Step 2 — Iterate from position 1 (rightmost, the check digit):
| Digit | Pos | Double? | Value | Contribution |
|---|---|---|---|---|
| 6 | 1 | No | 6 | 6 |
| 6 | 2 | Yes | 12 | 1+2=3 |
| 3 | 3 | No | 3 | 3 |
| 0 | 4 | Yes | 0 | 0 |
| 3 | 5 | No | 3 | 3 |
| 8 | 6 | Yes | 16 | 1+6=7 |
| 2 | 7 | No | 2 | 2 |
| 1 | 8 | Yes | 2 | 2 |
| 1 | 9 | No | 1 | 1 |
| 5 | 10 | Yes | 10 | 1+0=1 |
| 1 | 11 | No | 1 | 1 |
| 0 | 12 | Yes | 0 | 0 |
| 2 | 13 | No | 2 | 2 |
| 3 | 14 | Yes | 6 | 6 |
| 5 | 15 | No | 5 | 5 |
| 4 | 16 | Yes | 8 | 8 |
6 + 3 + 3 + 0 + 3 + 7 + 2 + 2 + 1 + 1 + 1 + 0 + 2 + 6 + 5 + 8 = 50
Step 4 — Is 50 divisible by 10? Yes! 50 mod 10 = 0.
✓ 4532 0151 1283 0366 is a valid Luhn number.
💡 Notice the check digit (rightmost 6) was not computed separately here — it's already part of the number. If we were generating a check digit, we'd calculate it so the sum becomes a multiple of 10.
▸ How to Validate (Step by Step)
1. Drop all non-digit characters (spaces, dashes)
2. Starting from the rightmost digit (position 1), double every digit in an even position (2, 4, 6, ... from the right)
3. If doubling a digit gives a two-digit result (e.g., 8×2=16), sum those two digits (1+6=7)
4. Add up all digits — the undoubled ones, the doubled ones (after digit-summing), and the check digit itself
5. If the total is divisible by 10 (total mod 10 == 0), the number is valid
def luhn_check(number_str):
digits = [int(c) for c in number_str if c.isdigit()]
total = 0
for i, d in enumerate(reversed(digits)):
if i % 2 == 1: # double every second digit
d = d * 2
if d > 9:
d = d - 9 # same as summing digits
total += d
return total % 10 == 0
# Test it:
print(luhn_check("4532015112830366")) # True
print(luhn_check("4532015112830367")) # False (check digit wrong)
💡 The trick d - 9 works because summing the
digits of any two-digit number (10–18) is the same as subtracting 9. For example, 16 → 1+6=7 =
16-9. Neat math shortcut!
▸ How to Generate a Check Digit
If you have the first 15 digits of a credit card and need to compute the 16th (the check digit):
1. Apply the Luhn algorithm to the 15 digits (as if the 16th digit were 0)

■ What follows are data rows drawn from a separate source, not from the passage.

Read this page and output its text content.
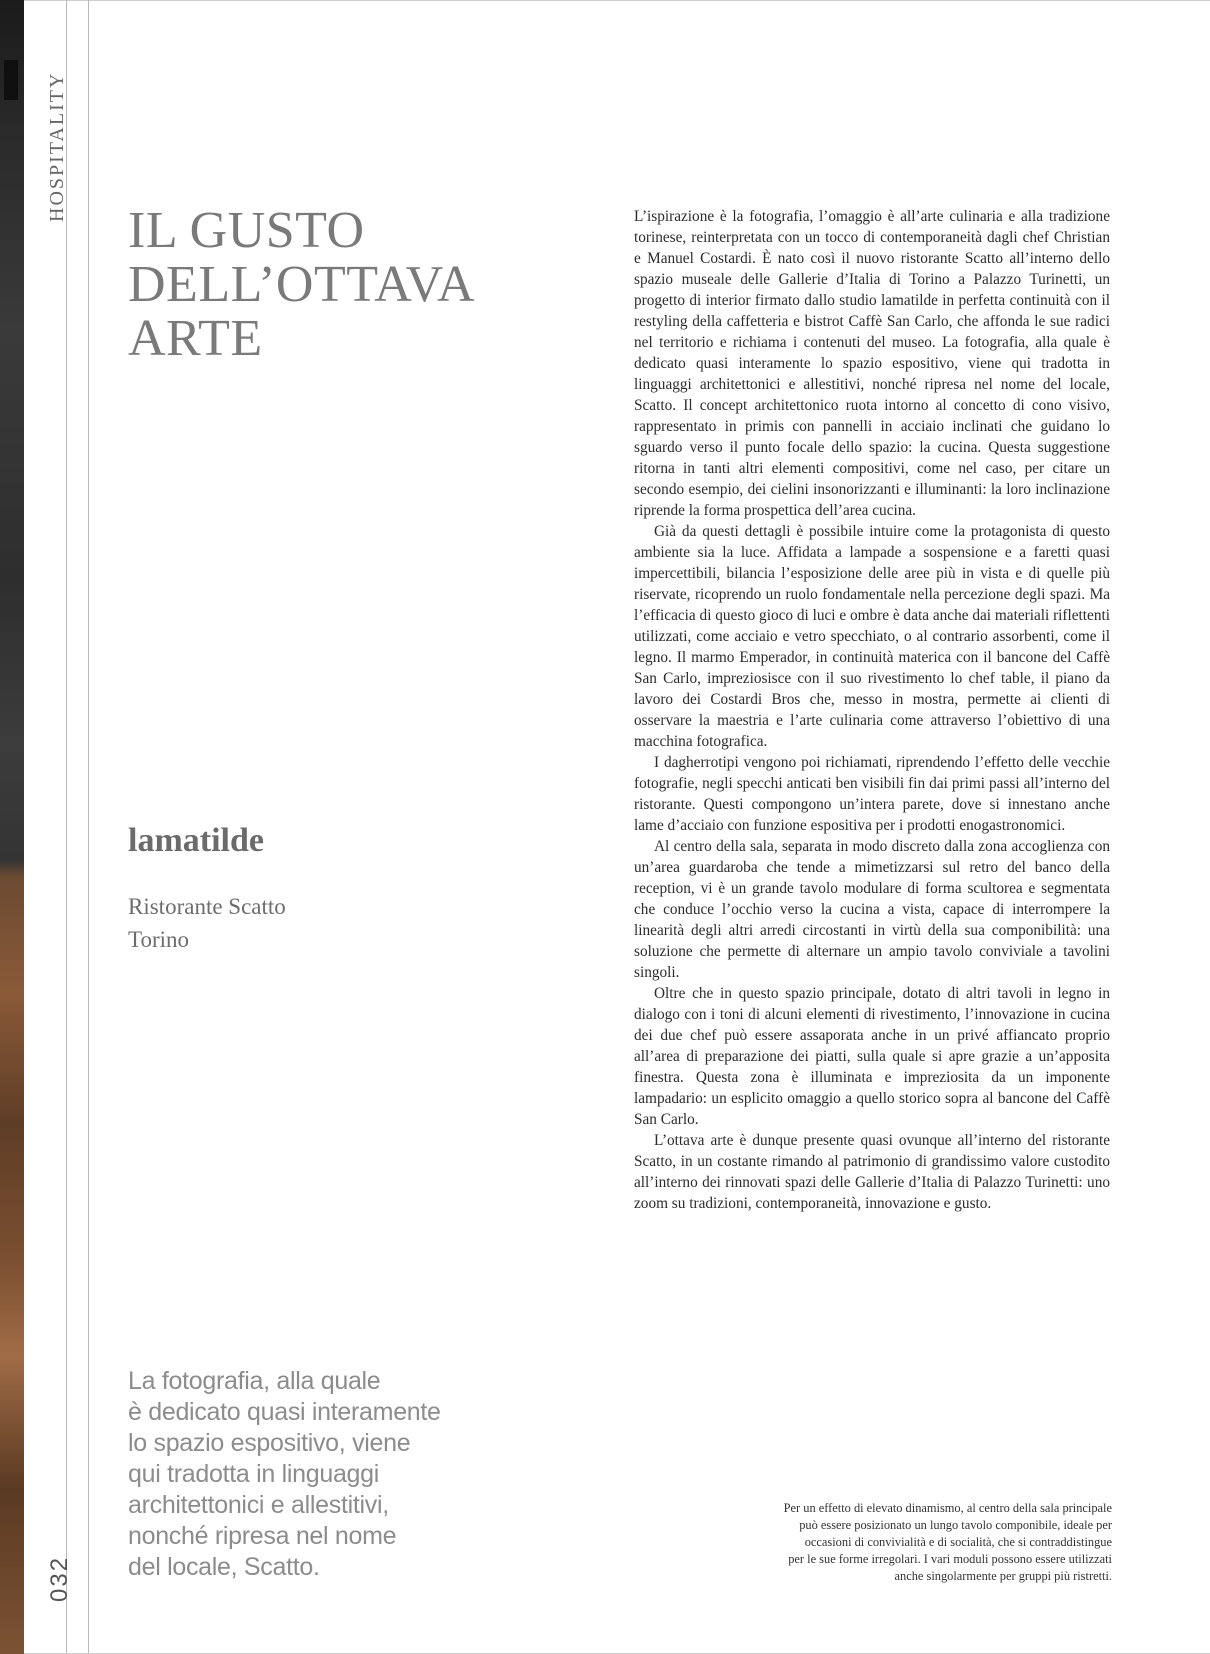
HOSPITALITY
032
IL GUSTO
DELL’OTTAVA
ARTE
lamatilde
Ristorante Scatto
Torino

L’ispirazione è la fotografia, l’omaggio è all’arte culinaria e alla tradizione torinese, reinterpretata con un tocco di contemporaneità dagli chef Christian e Manuel Costardi. È nato così il nuovo ristorante Scatto all’interno dello spazio museale delle Gallerie d’Italia di Torino a Palazzo Turinetti, un progetto di interior firmato dallo studio lamatilde in perfetta continuità con il restyling della caffetteria e bistrot Caffè San Carlo, che affonda le sue radici nel territorio e richiama i contenuti del museo. La fotografia, alla quale è dedicato quasi interamente lo spazio espositivo, viene qui tradotta in linguaggi architettonici e allestitivi, nonché ripresa nel nome del locale, Scatto. Il concept architettonico ruota intorno al concetto di cono visivo, rappresentato in primis con pannelli in acciaio inclinati che guidano lo sguardo verso il punto focale dello spazio: la cucina. Questa suggestione ritorna in tanti altri elementi compositivi, come nel caso, per citare un secondo esempio, dei cielini insonorizzanti e illuminanti: la loro inclinazione riprende la forma prospettica dell’area cucina.

Già da questi dettagli è possibile intuire come la protagonista di questo ambiente sia la luce. Affidata a lampade a sospensione e a faretti quasi impercettibili, bilancia l’esposizione delle aree più in vista e di quelle più riservate, ricoprendo un ruolo fondamentale nella percezione degli spazi. Ma l’efficacia di questo gioco di luci e ombre è data anche dai materiali riflettenti utilizzati, come acciaio e vetro specchiato, o al contrario assorbenti, come il legno. Il marmo Emperador, in continuità materica con il bancone del Caffè San Carlo, impreziosisce con il suo rivestimento lo chef table, il piano da lavoro dei Costardi Bros che, messo in mostra, permette ai clienti di osservare la maestria e l’arte culinaria come attraverso l’obiettivo di una macchina fotografica.

I dagherrotipi vengono poi richiamati, riprendendo l’effetto delle vecchie fotografie, negli specchi anticati ben visibili fin dai primi passi all’interno del ristorante. Questi compongono un’intera parete, dove si innestano anche lame d’acciaio con funzione espositiva per i prodotti enogastronomici.

Al centro della sala, separata in modo discreto dalla zona accoglienza con un’area guardaroba che tende a mimetizzarsi sul retro del banco della reception, vi è un grande tavolo modulare di forma scultorea e segmentata che conduce l’occhio verso la cucina a vista, capace di interrompere la linearità degli altri arredi circostanti in virtù della sua componibilità: una soluzione che permette di alternare un ampio tavolo conviviale a tavolini singoli.

Oltre che in questo spazio principale, dotato di altri tavoli in legno in dialogo con i toni di alcuni elementi di rivestimento, l’innovazione in cucina dei due chef può essere assaporata anche in un privé affiancato proprio all’area di preparazione dei piatti, sulla quale si apre grazie a un’apposita finestra. Questa zona è illuminata e impreziosita da un imponente lampadario: un esplicito omaggio a quello storico sopra al bancone del Caffè San Carlo.

L’ottava arte è dunque presente quasi ovunque all’interno del ristorante Scatto, in un costante rimando al patrimonio di grandissimo valore custodito all’interno dei rinnovati spazi delle Gallerie d’Italia di Palazzo Turinetti: uno zoom su tradizioni, contemporaneità, innovazione e gusto.

La fotografia, alla quale
è dedicato quasi interamente
lo spazio espositivo, viene
qui tradotta in linguaggi
architettonici e allestitivi,
nonché ripresa nel nome
del locale, Scatto.
Per un effetto di elevato dinamismo, al centro della sala principale
può essere posizionato un lungo tavolo componibile, ideale per
occasioni di convivialità e di socialità, che si contraddistingue
per le sue forme irregolari. I vari moduli possono essere utilizzati
anche singolarmente per gruppi più ristretti.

2. Let's say the sum is S. Compute: check_digit = (10 - (S mod 10)) mod 10
3. Append that digit. The full 16-digit number will always pass the Luhn check
digits = [int(c) for c in partial if c.isdigit()]
total = 0
for i, d in enumerate(reversed(digits + [0])):
if i % 2 == 1:
d = d * 2
if d > 9: d = d - 9
total += d
check = (10 - (total % 10)) % 10
return partial + str(check)
▸ Real-World Applications
- Credit/Debit card numbers: Every Visa, Mastercard, Amex, and Discover PAN includes a Luhn check digit — that's billions of cards
- IMEI numbers: Every mobile phone's International Mobile Equipment Identity (15 digits) uses Luhn to catch typos during registration
- Canadian Social Insurance Numbers (SIN): The 9-digit SIN uses a variant of the Luhn algorithm
- ISIN codes: International Securities Identification Numbers (for stocks, bonds, ETFs) use Luhn for the check digit
- EAN/UPC barcodes: The last digit of retail product barcodes is a Luhn check digit
- US Selective Service: The registration acknowledgment number uses Luhn
▸ Limitations
Luhn is not cryptographic. It's designed to catch accidental errors, not intentional fraud. It will detect:
- ✅ All single-digit errors (e.g., 5→8)
- ✅ Most adjacent transpositions (e.g., 12→21) — but not all (09→90 slips through!)
- ❌ It does NOT detect arbitrary tampering or fraudulent number generation
A determined adversary can trivially produce valid Luhn numbers. The check digit protects against typos, not thieves.